Zerzevan Kalesi’nin Arkeozoolojisine Genel Bakış

Zerzevan Kalesi’nden çıkarılan hayvan kemikleri, 2020 yılından itibaren incelenmeye başlanmıştır. Halen devam eden projede, günümüze kadar 13 kilograma denk gelecek 1800 adet hayvan kemiği kalıntısı incelenmiş, tanımlanmış ve kayıt altına alınmıştır.Tanımlanan hayvan türlerinin büyük bir yüzdesi evcil hayvanlara, geri kalan küçük bir kısmı da yabani türlere aittir. Tanımlanan evcil hayvan türleri koyun, keçi, sığır, at, eşek, katır, domuz, köpek ve tavuktur. Bütün bu evcil hayvanları tek bir sürü olarak düşünürsek, koyun ve keçi mutlak çoğunluğa sahipken sığırlar ise en çok tanımlanan üçüncü türdür.

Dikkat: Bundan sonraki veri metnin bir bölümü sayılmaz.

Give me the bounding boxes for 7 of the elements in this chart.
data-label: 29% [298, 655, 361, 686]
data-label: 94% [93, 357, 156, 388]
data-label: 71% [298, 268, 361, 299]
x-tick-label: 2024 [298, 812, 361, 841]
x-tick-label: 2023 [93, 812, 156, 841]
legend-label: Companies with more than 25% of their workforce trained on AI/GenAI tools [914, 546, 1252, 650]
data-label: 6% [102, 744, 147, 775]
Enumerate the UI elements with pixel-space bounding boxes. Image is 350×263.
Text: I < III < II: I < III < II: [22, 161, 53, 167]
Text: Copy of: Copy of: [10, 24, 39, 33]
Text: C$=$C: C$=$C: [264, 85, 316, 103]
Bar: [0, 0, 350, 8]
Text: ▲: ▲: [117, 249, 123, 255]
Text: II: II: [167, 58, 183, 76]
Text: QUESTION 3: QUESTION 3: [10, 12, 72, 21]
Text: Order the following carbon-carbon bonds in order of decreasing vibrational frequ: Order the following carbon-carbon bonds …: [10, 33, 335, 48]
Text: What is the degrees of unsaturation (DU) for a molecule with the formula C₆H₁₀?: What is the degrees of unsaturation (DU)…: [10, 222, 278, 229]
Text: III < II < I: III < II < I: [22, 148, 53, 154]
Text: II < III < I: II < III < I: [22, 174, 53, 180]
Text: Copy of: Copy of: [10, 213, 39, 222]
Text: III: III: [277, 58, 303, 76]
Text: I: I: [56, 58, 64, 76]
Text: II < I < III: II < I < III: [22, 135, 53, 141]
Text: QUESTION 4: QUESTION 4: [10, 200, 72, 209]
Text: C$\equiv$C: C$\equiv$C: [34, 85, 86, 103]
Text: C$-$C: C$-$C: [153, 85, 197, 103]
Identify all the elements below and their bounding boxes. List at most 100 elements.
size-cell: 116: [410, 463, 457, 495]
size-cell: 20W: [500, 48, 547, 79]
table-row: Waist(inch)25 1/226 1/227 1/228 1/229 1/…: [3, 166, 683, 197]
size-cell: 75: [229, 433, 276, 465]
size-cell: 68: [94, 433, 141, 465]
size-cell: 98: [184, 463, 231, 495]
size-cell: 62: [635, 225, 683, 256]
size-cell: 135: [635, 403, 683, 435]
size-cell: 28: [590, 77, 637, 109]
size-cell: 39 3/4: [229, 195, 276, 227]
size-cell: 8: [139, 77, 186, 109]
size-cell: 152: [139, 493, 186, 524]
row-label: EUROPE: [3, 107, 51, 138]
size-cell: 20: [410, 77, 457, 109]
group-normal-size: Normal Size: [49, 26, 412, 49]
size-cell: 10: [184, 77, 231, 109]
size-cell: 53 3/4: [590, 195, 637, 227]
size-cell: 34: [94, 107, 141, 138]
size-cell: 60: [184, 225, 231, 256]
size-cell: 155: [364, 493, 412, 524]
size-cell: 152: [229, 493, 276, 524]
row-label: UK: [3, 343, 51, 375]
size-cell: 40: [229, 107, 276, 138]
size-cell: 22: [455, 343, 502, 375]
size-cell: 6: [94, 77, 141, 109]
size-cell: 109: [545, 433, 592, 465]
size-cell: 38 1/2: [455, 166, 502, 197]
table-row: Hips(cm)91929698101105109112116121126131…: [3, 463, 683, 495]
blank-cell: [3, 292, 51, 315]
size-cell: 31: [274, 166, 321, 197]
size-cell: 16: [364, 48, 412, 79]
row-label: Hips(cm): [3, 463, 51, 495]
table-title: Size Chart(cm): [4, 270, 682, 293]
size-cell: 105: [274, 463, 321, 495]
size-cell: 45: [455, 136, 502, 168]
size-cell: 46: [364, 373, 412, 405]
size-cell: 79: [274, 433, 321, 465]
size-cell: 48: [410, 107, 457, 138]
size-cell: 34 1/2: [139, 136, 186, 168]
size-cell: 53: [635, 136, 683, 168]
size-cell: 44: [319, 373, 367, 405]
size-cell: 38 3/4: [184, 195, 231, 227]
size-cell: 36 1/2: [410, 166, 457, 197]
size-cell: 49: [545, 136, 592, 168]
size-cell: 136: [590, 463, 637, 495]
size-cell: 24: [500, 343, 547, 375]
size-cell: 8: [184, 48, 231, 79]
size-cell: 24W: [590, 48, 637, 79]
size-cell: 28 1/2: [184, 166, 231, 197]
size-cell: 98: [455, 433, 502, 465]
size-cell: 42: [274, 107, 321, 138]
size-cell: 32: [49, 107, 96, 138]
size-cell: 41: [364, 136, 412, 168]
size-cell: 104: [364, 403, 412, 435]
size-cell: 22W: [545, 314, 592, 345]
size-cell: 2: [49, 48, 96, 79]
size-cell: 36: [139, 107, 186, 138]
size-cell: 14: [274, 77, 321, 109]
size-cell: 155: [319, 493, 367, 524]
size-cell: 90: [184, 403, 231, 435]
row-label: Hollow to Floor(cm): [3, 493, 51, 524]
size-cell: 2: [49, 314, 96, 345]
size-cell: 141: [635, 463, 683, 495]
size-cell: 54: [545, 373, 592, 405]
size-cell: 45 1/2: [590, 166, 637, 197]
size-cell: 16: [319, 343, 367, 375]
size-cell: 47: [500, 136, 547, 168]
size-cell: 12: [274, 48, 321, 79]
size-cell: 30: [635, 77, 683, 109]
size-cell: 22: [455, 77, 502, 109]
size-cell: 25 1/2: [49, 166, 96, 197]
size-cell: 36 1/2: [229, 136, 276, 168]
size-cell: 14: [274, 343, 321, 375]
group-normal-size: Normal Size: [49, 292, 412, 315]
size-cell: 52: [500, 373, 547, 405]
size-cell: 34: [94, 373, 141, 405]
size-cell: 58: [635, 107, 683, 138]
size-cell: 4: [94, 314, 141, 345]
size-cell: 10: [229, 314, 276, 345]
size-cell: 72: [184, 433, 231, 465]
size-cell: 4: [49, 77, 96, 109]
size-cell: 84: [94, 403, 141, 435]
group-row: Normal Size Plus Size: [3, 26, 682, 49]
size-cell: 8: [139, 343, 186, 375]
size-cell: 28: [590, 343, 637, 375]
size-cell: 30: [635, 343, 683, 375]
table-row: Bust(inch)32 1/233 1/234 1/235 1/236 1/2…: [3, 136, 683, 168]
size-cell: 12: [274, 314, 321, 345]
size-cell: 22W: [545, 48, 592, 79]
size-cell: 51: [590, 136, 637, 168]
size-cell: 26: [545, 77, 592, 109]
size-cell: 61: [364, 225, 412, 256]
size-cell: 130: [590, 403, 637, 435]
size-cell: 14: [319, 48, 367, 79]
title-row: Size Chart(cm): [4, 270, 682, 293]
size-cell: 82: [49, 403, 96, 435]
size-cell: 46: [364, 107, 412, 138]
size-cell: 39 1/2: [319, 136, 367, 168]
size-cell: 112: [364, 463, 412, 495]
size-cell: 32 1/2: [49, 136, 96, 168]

Zerzevan Kalesi sakinleri tarafından evcil hayvanlar yalnızca etleri için değil, ikincil ürün olarak adlandırılan (hayvan canlıyken çiftçiye kazandırdığı ürünler; yün, süt, tezek, iş gücü, vb.) kazanımlar için de beslenmiştir. Atgillere ait kalıntılar ise, bu türlerin kalede binek veya yük hayvanı olarak beslendiklerini göstermektedir. Tavuk kalıntıları ise tanımlanan hayvan kalıntılarının %5’i kadardır. Kalede tespit edilen kalıntılardan çok azı yabani hayvanlara aittir. Bu grupta en fazla tanımlanan hayvanlar; yaban tavşanı ve tilki ile farklı boyutlarda türü tam tespit edilememiş etçillerdir.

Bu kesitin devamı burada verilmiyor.